The brothers bought their first saltwater tank when they were 12 and later graduated from the University of Manitoba after studying marine ecosystems.  

Into The Blue

Into The Blue specializes in saltwater products ranging from fish to corals to pumps to tanks and the brothers even offer an aquarium maintenance service for clients. (Meagan Fiddler)
After graduating, the Jamesons opened Into The Blue, a store that specializes in saltwater marine life and aquariums in Winnipeg.  

They sell fish, corals, pumps and tanks and the brothers offer an aquarium maintenance service for clients. Part store, part educational experience, the room is full of open shallow tanks and the twins teach as much as they sell.

"Our big punch was, 'We want to bring the ocean to the prairies,'" Lyndon explained. "For especially young kids and young people who don't know anything, they don't get to travel that often, it's great. This way, they can learn right here which is awesome."

Their saltwater ecosystems are ecologically friendly, from the LED lights in the tank to where they get their marine life. Nothing is taken from its natural ocean habitat. They buy rock from a quarry that used to be a reef 20,000 years ago to make live rocks and most of their corals are bred in commercial vats.
Unreserved host Rosanna Deerchild takes the plunge in one of the many saltwater tanks in the store. (Meagan Fiddler)

Their ocean love has paid off — last year the twins were acknowledged with an Indigenous Business Award in the Youth Business category from the Aboriginal Chamber of Commerce.

For the Jamesons, their Métis and French heritage is extremely important. The signs in their store are bilingual and they are active members of the Aboriginal Chamber of Commerce.

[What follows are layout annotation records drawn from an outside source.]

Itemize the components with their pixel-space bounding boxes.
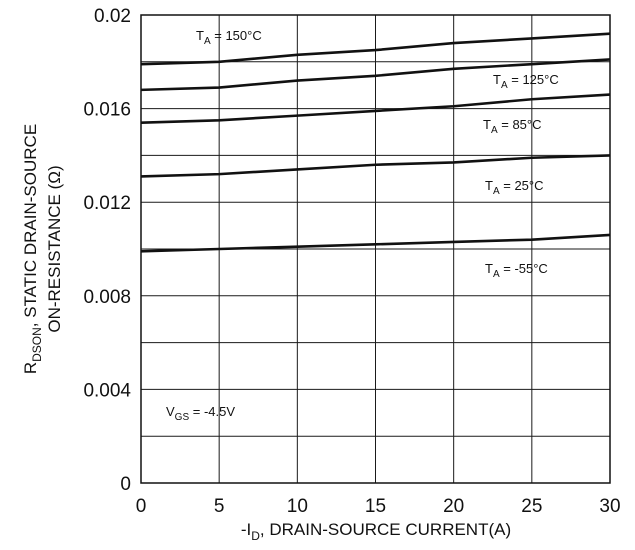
series-line bbox=[140, 233, 611, 253]
x-tick-labels: 0 5 10 15 20 25 30 bbox=[136, 496, 621, 517]
plot-frame bbox=[140, 14, 611, 484]
series-line bbox=[140, 32, 611, 66]
x-tick-label: 10 bbox=[287, 496, 308, 517]
series-line bbox=[140, 154, 611, 178]
x-tick-label: 20 bbox=[443, 496, 464, 517]
series-label: TA = 25°C bbox=[485, 178, 544, 197]
x-tick-label: 0 bbox=[136, 496, 147, 517]
series-label: TA = 150°C bbox=[196, 28, 262, 47]
series-label: TA = -55°C bbox=[485, 261, 548, 280]
y-tick-label: 0.012 bbox=[83, 193, 131, 214]
x-tick-label: 30 bbox=[599, 496, 620, 517]
y-tick-label: 0.02 bbox=[94, 6, 131, 27]
x-tick-label: 15 bbox=[365, 496, 386, 517]
y-tick-label: 0 bbox=[120, 474, 131, 495]
x-axis-title: -ID, DRAIN-SOURCE CURRENT(A) bbox=[241, 520, 511, 543]
y-tick-label: 0.016 bbox=[83, 100, 131, 121]
series-labels: TA = 150°C TA = 125°C TA = 85°C TA = 25°C TA… bbox=[196, 28, 559, 280]
series-lines bbox=[140, 32, 611, 253]
series-label: TA = 85°C bbox=[483, 117, 542, 136]
x-tick-label: 5 bbox=[214, 496, 225, 517]
y-tick-label: 0.008 bbox=[83, 287, 131, 308]
y-tick-labels: 0 0.004 0.008 0.012 0.016 0.02 bbox=[83, 6, 131, 495]
series-label: TA = 125°C bbox=[493, 72, 559, 91]
y-tick-label: 0.004 bbox=[83, 380, 131, 401]
series-line bbox=[140, 93, 611, 124]
x-tick-label: 25 bbox=[521, 496, 542, 517]
y-axis-title-line2: ON-RESISTANCE (Ω) bbox=[45, 165, 64, 332]
annotation-vgs: VGS = -4.5V bbox=[166, 404, 235, 423]
gridlines bbox=[141, 15, 610, 483]
y-axis-title-line1: RDSON, STATIC DRAIN-SOURCE bbox=[21, 124, 44, 374]
series-line bbox=[140, 58, 611, 92]
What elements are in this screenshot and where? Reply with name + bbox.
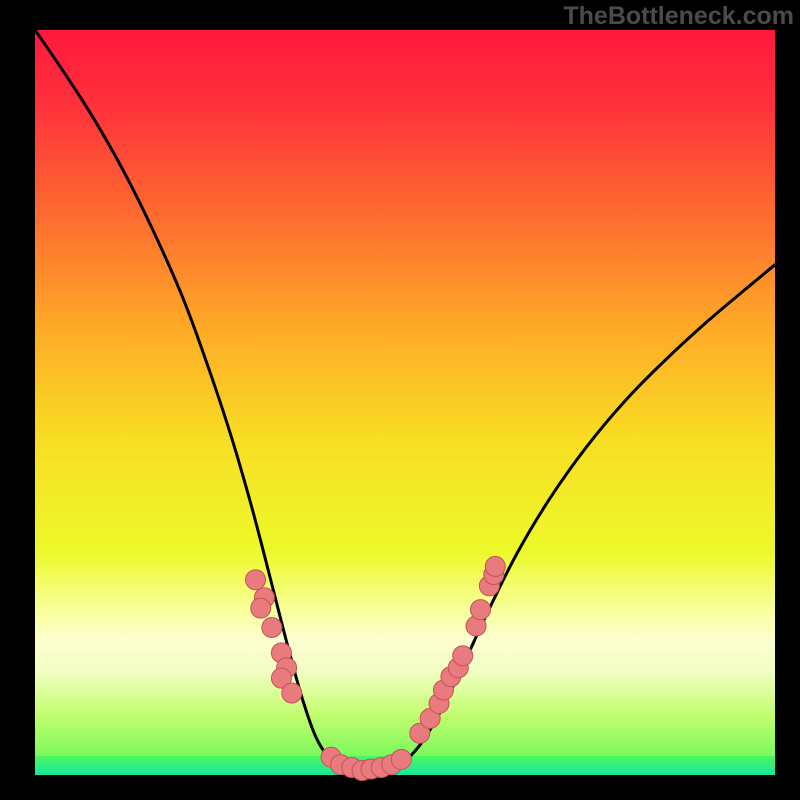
marker-point — [251, 598, 271, 618]
plot-area — [35, 30, 775, 775]
marker-point — [262, 617, 282, 637]
marker-point — [470, 600, 490, 620]
marker-layer — [35, 30, 775, 775]
marker-point — [246, 570, 266, 590]
marker-point — [282, 683, 302, 703]
marker-point — [485, 556, 505, 576]
watermark-text: TheBottleneck.com — [563, 2, 794, 31]
marker-point — [453, 646, 473, 666]
marker-point — [391, 749, 411, 769]
chart-stage: TheBottleneck.com — [0, 0, 800, 800]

"We are very proud of it," said Derrick.

They often lend advice to other young Indigenous people about how to start a business, from helping with business plans to finding funding.

"Coming from young entrepreneurs, it's really hard to think, 'OK this is my idea as a business and how do I move forward?" Derrick explained.

He said the most difficult part of starting a business is securing funding. The two agree that support for Indigenous entrepreneurs is vital.

"It almost brings me to tears how much help you get for financial support for being Aboriginal. Lyndon makes fun of me but … when we won the award I actually started crying at the awards."